In Re Estate of Warrick

This is an appeal on questions of law from a judgment of the Probate Court of Montgomery County overruling a motion of Bertha L. Collins, appellant herein, to set aside the probate of the will of Henry Warrick.

The appellant moved to set aside the probate of the will because she has a claim arising out of tort which was not presented to the executor of the estate of Henry Warrick within the time allowed by law. Sections 2117.06 and 2117.07, Revised Code.

And the appellant's ground for attacking the order of probate *Page 543 is that decedent's son neither received nor waived notice prior to the admission of the will to probate, as required by law. Section 2107.13, Revised Code.

Stated briefly, the pertinent facts are that Henry Warrick died on June 5, 1959, leaving two children, John Warrick and Donna Stalder. On June 8, 1959, John Warrick filed an application to admit his father's will to probate. The application was accompanied by a waiver of notice signed by Donna Stalder. The applicant, however, did not sign the waiver, and the appellant contends, therefore, that the order admitting the will to probate is void.

Section 2107.13, Revised Code, provides in part:

"No will shall be admitted to probate without notice to the surviving spouse and to the persons known to the applicant to be residents of the state who would be entitled to inherit from the testator * * * if he had died intestate."

Ordinarily, an order admitting a will to probate, made without service of notice upon the next of kin resident in this state, as required by the above statute, or without waiver thereof, is void. Scholl v. Scholl, 123 Ohio St. 1; Young v.Guella, 67 Ohio App. 11.

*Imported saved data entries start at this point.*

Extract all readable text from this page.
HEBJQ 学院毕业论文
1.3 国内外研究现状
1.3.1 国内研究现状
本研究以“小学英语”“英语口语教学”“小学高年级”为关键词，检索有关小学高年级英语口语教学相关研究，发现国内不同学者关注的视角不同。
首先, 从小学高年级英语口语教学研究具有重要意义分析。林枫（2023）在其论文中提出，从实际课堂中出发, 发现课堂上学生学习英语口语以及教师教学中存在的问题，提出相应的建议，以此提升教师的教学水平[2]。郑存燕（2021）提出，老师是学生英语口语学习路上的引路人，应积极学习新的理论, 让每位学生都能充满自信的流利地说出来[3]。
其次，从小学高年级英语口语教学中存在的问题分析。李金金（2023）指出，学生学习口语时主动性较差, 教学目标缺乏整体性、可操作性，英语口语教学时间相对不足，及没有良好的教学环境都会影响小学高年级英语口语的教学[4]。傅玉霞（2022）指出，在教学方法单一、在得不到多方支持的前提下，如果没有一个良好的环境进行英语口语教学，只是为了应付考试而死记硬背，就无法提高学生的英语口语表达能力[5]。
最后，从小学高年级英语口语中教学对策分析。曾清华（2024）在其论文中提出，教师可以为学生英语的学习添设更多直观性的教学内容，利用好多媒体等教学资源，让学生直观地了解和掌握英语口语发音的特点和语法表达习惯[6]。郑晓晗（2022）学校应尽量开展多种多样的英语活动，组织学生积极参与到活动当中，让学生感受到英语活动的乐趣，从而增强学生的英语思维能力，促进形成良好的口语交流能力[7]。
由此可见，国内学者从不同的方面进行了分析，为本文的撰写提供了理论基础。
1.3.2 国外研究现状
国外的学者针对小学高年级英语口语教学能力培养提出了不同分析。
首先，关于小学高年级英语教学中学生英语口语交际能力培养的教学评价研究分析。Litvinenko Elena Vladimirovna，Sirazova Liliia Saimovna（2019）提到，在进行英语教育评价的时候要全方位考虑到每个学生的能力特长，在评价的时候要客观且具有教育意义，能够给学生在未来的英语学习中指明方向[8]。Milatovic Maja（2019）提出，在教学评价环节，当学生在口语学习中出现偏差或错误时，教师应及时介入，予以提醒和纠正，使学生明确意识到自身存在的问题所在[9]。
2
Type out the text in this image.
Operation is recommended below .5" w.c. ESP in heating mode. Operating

In the Scholl case, however, the court anticipated that circumstances might arise where the doctrine of estoppel would apply. At page five therein, the court said:

"There can be no equivalent of notice which the statute expressly requires to be given, except that the party may in writing waive notice and enter his appearance. The failure to give notice might not be fatal if the circumstances were such that the principle of estoppel would apply. * * * Estoppel is a preclusion in law which prevents a man from alleging or denying a fact in consequence of his own previous act, allegation, or denial of the contrary tenor."

After an examination of the record here, a factual posture is hardly conceivable which might be better suited for the application of the doctrine of estoppel.

Here the decedent's son, John Warrick, not only offered the will for probate, but, on the same day that it was admitted to probate, he filed an application to be appointed executor, which includes his sworn statement that the will had theretofore been duly admitted to probate. And as if this were not enough *Page 544 to estop the applicant from thereafter denying that the will was duly admitted to probate, he then accepted the appointment as executor of the will and proceeded to administer the estate.

Once the decedent's son was estopped to deny notice, the order of probate became invulnerable. It was no longer subject to attack by anyone. Surely, third persons, who were not prejudiced by the claimed irregularity, now stand in no better position than the decedent's son himself.

Our conclusion is supported by the case of In re Estate ofHammer, 99 Ohio App. 1, where the third paragraph of the syllabus reads:

"3. Where heirs join together as plaintiffs in a suit to set aside the probate of a will for the reason that one of such heirs was a resident of Ohio at the time of the probate of such will and had not been served with notice thereof, such heir, by bringing the will contest case, admits the probate of the will and is barred from making any attack upon the regularity of the order of probate or the authority and jurisdiction of the court that made it; and the heirs at law of such heir are bound by such election."

In the case before us, the facts make a more convincing appeal for the application of estoppel than do the facts of theHammer case.

The judgment is affirmed.

Judgment affirmed.

CRAWFORD, P. J., and SHERER, J., concur.